Robert Doren, managing partner of Bond Schoeneck & King, is not involved in the Local 17 case but has represented some of the construction companies involved. The outcome of the case, he believes, will be significant.

"It's one in a series of cases brought in recent years that make it loud and clear that the criminal conduct of union officials will no longer be tolerated," he says. "Only when the courts allow prosecutors to pursue these claims can we expect the free enterprise system to flourish. In many places across the U.S., mostly in the North East and West, violence by union leadership has not been uncommon."

Earlier this month union violence erupted in the West, with angry longshoremen bringing shipping to a halt in the ports of Seattle and Tacoma.

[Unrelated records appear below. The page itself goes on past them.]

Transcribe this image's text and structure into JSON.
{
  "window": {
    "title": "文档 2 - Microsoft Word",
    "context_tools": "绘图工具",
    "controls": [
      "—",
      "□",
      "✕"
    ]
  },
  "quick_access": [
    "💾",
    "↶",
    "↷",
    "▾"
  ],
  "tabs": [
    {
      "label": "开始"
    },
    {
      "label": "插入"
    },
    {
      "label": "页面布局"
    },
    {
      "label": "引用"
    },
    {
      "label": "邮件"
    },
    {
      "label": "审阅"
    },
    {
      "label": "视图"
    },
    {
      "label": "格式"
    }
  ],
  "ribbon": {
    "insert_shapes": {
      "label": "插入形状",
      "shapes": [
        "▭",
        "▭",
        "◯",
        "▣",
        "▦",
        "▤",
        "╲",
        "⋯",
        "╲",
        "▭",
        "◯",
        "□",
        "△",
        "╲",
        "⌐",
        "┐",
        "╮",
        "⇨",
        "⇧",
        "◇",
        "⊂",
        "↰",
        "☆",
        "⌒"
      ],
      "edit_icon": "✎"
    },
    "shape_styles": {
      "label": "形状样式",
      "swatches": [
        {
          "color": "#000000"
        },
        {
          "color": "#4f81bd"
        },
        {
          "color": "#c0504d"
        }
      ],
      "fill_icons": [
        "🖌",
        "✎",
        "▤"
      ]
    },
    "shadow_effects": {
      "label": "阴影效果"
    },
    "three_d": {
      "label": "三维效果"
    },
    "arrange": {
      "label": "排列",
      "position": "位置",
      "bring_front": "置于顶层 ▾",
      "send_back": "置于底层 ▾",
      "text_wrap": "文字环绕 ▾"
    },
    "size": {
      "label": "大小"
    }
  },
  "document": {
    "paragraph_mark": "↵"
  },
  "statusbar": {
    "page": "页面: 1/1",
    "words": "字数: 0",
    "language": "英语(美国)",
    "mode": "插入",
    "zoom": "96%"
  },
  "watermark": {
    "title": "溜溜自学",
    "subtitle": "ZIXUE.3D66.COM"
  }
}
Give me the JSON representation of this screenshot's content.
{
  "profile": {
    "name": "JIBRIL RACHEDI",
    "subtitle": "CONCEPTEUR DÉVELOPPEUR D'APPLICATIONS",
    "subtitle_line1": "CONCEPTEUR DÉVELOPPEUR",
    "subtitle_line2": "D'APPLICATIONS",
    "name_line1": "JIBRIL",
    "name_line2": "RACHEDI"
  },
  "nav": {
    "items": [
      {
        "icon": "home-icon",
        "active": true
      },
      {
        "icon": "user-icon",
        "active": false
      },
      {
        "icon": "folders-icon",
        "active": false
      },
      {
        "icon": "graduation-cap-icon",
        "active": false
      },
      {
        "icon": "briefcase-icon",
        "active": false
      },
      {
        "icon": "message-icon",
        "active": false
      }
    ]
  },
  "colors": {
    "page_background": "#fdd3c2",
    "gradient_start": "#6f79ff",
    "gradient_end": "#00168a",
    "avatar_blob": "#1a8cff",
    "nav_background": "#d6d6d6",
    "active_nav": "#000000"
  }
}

At a new $200 million grain export terminal in Longview, Washington, 500 members of the International Longshore and Warehouse Union, outraged that terminal owners were using labor from a different union, stormed the terminal before sunrise on September 8. Wielding baseball bats, they smashed windows and dumped tons of grain from 72 railroad freight cars, according to local law enforcement and to accounts in the Seattle Times, the New York Times and the Journal of Commerce.

A union spokesman said ILWU leadership had not organized the actions, describing them as wildcat and unsanctioned.